Arijit Raychowdhury has been appointed as the ON Semiconductor Junior Professor in the Georgia Tech School of Electrical and Computer Engineering (ECE), effective September 1.

Arijit Raychowdhury has been appointed as the ON Semiconductor Junior Professor in the Georgia Tech School of Electrical and Computer Engineering (ECE), effective September 1. The professorship, which was established in 1999, has previously been held by Muhannad Bakir, Maysam Ghovanloo, and Steve Kenney.

Raychowdhury has been an associate professor on the ECE faculty since January 2013, where he leads the Integrated Circuits and Systems Research Lab and advises six Ph.D. students and two master’s students. Prior to joining Tech, Raychowdhury was a research scientist at Intel for five years and graduated with his Ph.D. in ECE from Purdue University in 2007.

Raychowdhury’s research interests include low power digital and mixed-signal circuit design and exploring interactions of circuits with device technologies. His recent research, after joining Georgia Tech, has been published in top journals and conferences, including Nature SR, Journal of Applied Physics, International Solid State Circuits Conference, and the International Electron Device Meeting.

To date, Raychowdhury holds more than 25 U.S. and international patents and has published over 100 articles in journals and refereed conferences. He is the associate editor of the IEEE Transactions on Computer Aided Design and the editor of the Microelectronics Journal. He also serves on a number of technical program committees for conferences.

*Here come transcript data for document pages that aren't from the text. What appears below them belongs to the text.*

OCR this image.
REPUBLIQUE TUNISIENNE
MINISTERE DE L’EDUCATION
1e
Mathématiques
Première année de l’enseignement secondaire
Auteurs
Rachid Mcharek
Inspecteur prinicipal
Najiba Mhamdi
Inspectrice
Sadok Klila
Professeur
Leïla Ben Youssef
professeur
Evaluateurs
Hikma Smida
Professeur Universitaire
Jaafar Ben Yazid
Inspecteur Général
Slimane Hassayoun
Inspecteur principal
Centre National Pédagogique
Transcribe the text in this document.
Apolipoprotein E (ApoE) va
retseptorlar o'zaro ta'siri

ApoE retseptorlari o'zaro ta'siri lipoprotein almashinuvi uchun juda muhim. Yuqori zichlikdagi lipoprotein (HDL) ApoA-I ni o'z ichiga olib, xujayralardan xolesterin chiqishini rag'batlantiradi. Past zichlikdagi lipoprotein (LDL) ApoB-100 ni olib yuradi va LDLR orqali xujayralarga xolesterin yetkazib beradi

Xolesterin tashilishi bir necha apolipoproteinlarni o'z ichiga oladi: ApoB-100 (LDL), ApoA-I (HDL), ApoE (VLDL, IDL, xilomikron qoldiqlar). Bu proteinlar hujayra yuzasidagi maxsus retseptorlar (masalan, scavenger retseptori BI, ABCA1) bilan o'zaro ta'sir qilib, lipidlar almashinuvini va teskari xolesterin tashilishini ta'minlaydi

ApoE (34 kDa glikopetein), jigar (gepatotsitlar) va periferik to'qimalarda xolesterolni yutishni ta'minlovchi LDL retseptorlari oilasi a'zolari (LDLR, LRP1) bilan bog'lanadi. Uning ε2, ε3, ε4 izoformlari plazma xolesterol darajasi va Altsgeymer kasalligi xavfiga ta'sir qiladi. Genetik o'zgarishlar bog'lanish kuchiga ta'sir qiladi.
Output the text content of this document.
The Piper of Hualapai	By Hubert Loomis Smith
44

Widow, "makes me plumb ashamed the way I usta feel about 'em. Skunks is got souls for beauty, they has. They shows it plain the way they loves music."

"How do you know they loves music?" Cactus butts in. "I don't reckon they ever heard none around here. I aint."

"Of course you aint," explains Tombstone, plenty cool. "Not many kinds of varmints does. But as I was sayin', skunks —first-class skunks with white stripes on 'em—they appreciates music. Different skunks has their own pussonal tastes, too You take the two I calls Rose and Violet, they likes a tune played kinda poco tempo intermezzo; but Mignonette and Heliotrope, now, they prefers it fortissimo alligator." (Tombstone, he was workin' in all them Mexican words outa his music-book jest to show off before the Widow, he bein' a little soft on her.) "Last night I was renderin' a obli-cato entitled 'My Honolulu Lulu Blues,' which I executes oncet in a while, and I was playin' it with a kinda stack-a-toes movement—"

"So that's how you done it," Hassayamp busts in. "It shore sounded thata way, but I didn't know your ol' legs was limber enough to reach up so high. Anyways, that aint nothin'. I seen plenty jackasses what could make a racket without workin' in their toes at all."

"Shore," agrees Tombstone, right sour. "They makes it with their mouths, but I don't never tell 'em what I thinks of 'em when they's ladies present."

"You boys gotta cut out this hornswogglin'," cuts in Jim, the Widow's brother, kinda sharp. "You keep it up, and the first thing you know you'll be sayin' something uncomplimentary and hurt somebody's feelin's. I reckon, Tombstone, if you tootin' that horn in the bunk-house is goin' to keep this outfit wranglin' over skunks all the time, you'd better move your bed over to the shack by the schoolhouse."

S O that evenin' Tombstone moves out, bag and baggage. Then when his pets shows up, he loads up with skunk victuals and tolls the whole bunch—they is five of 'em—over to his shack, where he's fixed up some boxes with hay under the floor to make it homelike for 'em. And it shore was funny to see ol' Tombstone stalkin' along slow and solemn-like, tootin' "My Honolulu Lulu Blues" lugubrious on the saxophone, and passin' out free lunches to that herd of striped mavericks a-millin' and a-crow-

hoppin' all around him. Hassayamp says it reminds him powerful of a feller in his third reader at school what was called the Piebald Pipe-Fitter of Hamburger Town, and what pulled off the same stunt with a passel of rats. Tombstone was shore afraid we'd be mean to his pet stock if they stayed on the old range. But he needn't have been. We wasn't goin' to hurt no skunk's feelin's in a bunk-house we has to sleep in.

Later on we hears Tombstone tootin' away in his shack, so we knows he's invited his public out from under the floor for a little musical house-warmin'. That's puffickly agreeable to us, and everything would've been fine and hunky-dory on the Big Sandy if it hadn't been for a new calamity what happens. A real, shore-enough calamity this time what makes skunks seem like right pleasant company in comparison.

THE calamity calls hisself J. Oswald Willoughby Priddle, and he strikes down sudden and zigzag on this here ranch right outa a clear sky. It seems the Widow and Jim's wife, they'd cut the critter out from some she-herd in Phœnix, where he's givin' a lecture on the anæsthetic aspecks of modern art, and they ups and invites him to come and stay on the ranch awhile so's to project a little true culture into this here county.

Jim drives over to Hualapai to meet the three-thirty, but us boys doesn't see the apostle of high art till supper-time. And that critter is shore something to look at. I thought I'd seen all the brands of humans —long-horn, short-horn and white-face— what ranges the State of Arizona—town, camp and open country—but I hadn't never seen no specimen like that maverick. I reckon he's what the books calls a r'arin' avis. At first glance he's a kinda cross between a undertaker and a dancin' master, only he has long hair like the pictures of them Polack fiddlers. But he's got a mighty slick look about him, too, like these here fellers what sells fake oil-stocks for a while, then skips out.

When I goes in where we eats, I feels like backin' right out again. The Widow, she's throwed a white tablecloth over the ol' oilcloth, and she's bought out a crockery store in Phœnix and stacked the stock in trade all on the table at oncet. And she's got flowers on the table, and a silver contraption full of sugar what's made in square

Raychowdhury recently became ECE’s first recipient of the NSF CISE Research Initiation Initiative (CRII) Award, which is aimed at supporting research for new faculty members within the first two years of their tenure position. Prior to his arrival at Tech, he won the Intel Labs Technical Contribution Award in 2011, several best paper honors, and top awards for his doctoral research while at Purdue University. Raychowdhury is a senior member of IEEE and a member of the Association for Computing Machinery.